Tigers, Giants, and Mariners Invest Big in Young Arms

Michael WatersContributor IMarch 11, 2010

ANAHEIM, CA - AUGUST 24:  Pitcher Justin Verlander #35 of the Detroit Tigers sets to throw a pitch against the Los Angeles Angels of Anaheim on August 24, 2009 at Angel Stadium in Anaheim, California.  (Photo by Stephen Dunn/Getty Images)
Stephen Dunn/Getty Images

Pitching wins championships. It is a mantra subscribed to by many baseball enthusiasts, managers, and the like.

However, acquiring the pitching depth and talent to make it to October is easier said than done.

Every team is looking for an ace, a starting pitcher who can compile innings and strikeouts while maintaining a low WHIP and ERA and come through when the club needs a win.

Despite the demand for staff aces, there simply are not enough to go around.

This is where the problem arises for small-market teams. Even when they are able to develop ace talent in their minor league system, they are usually left with nothing to show for it when free agency arrives.

Not anymore. This offseason, teams are locking up their staff aces in long-term contracts that will keep them in their respective cities well into free agency.

Justin Verlander is just one of the many young arms that received a big time extension this offseason. Verlander received a five-year, $80 million deal from the Tigers that will keep him in Detroit through 2015. It was the largest contact extension of the offseason.

The 6'5", 225-pound Verlander is the prototypical ace, built to carry the load. He led the majors last year in strikeouts and innings pitched and tied with CC Sabathia for the most wins. Verlander is simply overpowering, exhibiting the second fastest average fastball at 95.6 mph and clocking in at 100 mph more than any other pitcher, starter or reliever.

San Francisco Giants wonder kid Tim Lincecum has perhaps the most intriguing contract situation. Lincecum set himself up for a massive contract after winning two Cy Young awards in his first two years in the majors.

Despite his unparalleled success, Lincecum’s slight build and violent delivery has caused concern for many who don’t believe that his body will be able to hold up. The 25-year-old still received a two-year, $23 million contract, but many were surprised by the length of the contract.

The contract did allow him to avoid an arbitration hearing, but he will have the possibility of entering another potentially costly arbitration hearing in 2012.

The Mariners felt their young ace “King” Felix Hernandez was worth five years and $78 million, just two million short of Verlander. Paired with new arrival lefty Cliff Lee, the Mariners may have the best one-two punch in the majors for years to come.

Hernandez, only 23, is still the key to their success. He set career marks in strikeouts and ERA last year en route to finishing second in the AL Cy Young race.

It remains to be seen if any of these deals will prove to be cost-effective, but it is hard to imagine a better stable of young pitchers to bank on. Each has shown the ability to not only rake up strong pitching statistics, but also to come through in big-game situations.

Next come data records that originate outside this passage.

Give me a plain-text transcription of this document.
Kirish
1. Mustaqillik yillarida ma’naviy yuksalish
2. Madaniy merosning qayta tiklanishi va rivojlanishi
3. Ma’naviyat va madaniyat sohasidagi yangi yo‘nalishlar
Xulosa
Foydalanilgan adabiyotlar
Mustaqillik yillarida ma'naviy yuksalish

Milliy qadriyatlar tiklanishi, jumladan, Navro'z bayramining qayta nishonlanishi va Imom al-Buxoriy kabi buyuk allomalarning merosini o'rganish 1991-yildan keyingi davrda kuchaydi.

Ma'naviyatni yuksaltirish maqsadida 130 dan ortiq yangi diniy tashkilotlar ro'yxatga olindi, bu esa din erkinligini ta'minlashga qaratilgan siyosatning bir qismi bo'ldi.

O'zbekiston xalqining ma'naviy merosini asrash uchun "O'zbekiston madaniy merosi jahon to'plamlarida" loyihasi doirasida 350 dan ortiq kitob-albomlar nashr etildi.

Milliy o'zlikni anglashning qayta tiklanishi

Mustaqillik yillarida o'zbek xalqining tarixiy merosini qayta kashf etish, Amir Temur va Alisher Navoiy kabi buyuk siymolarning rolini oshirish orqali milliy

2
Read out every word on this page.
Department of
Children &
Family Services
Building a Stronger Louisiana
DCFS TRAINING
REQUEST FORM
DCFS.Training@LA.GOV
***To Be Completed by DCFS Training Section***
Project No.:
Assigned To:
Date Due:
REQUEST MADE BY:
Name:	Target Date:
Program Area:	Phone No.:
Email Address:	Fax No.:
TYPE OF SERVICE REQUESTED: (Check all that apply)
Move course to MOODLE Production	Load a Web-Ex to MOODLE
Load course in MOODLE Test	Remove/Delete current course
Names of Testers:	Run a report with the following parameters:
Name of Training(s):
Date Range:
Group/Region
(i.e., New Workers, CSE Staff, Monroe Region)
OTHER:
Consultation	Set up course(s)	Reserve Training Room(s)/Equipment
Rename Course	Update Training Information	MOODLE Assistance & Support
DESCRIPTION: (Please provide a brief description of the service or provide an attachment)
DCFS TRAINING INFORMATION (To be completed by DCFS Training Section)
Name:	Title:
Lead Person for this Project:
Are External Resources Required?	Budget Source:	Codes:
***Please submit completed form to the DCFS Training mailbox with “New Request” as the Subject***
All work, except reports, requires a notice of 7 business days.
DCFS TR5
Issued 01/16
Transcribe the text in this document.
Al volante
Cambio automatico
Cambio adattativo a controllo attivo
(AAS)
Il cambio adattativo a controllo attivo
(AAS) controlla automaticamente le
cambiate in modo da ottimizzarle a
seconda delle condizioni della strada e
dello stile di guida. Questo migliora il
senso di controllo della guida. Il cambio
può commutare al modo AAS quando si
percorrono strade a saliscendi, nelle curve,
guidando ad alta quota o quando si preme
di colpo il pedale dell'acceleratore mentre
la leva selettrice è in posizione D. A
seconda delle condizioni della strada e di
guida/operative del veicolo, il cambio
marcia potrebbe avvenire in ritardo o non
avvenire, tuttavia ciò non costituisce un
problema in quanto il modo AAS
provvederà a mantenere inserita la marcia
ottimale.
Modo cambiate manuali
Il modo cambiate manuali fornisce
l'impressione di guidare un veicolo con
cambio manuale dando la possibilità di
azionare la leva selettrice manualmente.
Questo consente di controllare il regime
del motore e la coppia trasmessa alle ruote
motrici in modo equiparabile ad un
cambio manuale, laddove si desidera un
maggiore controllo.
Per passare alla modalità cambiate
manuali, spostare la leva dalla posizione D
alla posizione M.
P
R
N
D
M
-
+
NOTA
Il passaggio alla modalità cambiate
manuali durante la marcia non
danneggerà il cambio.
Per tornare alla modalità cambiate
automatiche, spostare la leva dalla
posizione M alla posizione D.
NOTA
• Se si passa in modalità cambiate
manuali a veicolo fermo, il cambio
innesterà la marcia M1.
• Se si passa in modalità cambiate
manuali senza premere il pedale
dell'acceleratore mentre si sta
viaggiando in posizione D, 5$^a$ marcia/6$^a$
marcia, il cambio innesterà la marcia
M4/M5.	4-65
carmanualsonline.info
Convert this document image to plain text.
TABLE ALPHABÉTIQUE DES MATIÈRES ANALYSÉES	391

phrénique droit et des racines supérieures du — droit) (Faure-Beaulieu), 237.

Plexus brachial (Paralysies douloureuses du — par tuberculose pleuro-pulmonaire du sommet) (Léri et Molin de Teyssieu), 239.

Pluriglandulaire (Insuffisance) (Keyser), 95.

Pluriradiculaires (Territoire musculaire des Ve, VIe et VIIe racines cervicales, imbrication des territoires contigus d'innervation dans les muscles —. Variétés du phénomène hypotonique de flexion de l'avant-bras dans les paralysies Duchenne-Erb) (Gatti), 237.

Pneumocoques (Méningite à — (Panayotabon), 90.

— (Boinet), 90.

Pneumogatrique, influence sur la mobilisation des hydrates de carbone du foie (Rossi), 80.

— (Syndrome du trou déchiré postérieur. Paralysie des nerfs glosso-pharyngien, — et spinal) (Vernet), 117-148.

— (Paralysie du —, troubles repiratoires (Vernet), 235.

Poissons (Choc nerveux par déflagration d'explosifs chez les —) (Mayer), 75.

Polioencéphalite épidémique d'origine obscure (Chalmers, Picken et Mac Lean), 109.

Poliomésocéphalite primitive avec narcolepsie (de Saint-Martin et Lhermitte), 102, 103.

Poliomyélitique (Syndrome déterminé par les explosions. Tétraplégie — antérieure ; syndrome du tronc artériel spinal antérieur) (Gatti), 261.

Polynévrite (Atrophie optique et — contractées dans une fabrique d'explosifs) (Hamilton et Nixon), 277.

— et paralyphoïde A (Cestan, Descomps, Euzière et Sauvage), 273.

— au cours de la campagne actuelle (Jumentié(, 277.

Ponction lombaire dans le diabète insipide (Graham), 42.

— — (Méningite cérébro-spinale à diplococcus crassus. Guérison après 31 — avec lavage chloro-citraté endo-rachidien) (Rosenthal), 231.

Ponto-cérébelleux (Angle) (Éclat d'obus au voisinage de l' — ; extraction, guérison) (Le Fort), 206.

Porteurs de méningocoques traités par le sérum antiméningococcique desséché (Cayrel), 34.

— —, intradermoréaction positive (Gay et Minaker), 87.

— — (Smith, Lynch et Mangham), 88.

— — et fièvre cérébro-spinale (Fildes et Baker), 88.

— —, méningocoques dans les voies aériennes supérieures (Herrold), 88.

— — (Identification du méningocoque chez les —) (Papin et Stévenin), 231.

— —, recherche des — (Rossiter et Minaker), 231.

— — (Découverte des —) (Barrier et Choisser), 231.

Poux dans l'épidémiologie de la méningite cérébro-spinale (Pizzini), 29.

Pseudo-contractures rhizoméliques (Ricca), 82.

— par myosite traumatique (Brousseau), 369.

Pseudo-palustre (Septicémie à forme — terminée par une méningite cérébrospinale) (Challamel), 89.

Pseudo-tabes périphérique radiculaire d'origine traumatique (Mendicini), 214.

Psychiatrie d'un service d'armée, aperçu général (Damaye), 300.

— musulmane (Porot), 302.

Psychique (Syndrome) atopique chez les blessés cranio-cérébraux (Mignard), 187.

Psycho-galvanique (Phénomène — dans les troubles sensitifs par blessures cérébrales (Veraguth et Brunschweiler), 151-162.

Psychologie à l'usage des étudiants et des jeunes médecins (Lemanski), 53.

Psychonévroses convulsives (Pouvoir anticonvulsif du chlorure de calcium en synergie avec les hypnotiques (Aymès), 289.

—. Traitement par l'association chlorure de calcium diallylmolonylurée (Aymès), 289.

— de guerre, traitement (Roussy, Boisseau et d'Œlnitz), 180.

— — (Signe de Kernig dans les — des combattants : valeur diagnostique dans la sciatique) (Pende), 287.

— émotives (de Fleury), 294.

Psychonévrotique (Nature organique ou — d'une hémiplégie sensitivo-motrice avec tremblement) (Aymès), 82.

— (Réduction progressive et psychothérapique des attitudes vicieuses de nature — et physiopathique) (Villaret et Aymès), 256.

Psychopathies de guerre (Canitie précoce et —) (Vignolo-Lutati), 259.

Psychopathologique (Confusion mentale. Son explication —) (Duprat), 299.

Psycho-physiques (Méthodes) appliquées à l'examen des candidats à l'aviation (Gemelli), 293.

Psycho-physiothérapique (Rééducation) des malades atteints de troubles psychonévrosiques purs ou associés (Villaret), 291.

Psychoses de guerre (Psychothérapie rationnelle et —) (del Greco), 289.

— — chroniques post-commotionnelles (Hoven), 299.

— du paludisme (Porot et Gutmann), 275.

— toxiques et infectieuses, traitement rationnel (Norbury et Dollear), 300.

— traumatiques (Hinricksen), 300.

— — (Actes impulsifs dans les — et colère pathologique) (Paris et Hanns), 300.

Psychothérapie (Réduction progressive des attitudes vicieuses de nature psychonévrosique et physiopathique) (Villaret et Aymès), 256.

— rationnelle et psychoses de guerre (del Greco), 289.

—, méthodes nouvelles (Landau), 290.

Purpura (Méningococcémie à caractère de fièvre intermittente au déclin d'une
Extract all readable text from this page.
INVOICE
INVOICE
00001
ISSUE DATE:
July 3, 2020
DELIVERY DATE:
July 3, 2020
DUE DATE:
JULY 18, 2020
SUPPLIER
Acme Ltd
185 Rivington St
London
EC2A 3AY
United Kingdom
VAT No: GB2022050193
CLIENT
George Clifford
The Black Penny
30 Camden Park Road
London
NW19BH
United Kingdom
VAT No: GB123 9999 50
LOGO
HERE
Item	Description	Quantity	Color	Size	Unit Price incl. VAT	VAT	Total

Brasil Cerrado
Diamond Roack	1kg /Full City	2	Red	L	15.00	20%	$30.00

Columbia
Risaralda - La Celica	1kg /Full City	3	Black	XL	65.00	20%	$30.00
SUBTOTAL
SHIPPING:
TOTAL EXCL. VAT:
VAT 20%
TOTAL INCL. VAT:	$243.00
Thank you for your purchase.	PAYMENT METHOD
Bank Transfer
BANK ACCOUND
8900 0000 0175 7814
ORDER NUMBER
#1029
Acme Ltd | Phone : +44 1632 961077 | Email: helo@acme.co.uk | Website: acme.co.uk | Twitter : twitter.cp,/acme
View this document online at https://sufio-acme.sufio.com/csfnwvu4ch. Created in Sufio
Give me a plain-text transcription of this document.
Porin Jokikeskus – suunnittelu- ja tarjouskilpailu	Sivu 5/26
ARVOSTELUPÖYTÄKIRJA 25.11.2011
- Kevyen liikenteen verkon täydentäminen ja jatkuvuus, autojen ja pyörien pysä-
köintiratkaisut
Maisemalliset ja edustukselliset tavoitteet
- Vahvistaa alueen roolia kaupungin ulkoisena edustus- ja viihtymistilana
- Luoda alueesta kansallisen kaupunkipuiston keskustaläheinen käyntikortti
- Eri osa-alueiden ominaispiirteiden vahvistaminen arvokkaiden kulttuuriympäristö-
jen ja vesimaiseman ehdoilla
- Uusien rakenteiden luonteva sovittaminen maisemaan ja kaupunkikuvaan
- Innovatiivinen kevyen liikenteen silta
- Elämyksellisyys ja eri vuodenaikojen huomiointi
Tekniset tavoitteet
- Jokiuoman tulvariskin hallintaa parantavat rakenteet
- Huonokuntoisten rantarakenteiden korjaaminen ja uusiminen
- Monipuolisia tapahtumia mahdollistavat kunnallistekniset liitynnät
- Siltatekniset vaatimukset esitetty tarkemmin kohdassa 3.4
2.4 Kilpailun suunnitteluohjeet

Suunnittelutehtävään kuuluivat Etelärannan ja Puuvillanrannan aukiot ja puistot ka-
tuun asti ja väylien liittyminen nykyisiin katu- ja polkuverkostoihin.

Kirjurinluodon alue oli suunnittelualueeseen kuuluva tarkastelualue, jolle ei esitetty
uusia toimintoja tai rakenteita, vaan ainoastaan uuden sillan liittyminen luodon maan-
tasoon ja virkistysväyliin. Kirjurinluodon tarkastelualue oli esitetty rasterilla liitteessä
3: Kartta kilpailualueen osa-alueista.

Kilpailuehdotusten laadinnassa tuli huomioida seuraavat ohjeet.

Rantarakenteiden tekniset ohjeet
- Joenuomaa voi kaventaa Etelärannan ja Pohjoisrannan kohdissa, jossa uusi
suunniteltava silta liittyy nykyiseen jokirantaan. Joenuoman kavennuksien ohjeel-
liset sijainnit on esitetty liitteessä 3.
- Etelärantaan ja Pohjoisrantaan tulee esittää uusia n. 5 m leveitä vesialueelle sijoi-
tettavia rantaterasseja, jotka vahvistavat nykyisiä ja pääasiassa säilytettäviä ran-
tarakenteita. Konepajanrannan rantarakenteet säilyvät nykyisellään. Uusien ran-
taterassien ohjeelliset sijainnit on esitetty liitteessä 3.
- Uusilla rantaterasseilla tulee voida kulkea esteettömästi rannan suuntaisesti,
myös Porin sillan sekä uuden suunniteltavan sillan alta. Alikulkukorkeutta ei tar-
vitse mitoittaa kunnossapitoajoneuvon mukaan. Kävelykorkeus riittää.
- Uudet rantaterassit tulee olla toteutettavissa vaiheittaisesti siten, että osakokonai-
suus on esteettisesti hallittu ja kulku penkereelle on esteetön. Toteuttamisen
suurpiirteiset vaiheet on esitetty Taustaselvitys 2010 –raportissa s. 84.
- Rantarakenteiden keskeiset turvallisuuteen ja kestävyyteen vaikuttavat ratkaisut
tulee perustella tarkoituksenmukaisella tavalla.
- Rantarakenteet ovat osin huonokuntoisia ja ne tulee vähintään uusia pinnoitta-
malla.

Verlander was one of the Tigers' few bright spots in the latter weeks of 2009, and his win in game 162 last season gave Detroit a final chance to salvage their season after faltering down the stretch. Hernandez went 15-2 after skipper Don Wakamatsu chastised him for a half-hearted effort against the Angels on May 19.

The sky is the limit for each of these young pitchers with Cy Young potential. Now the only question is, will one of these young guns emerge as the pitcher of the decade?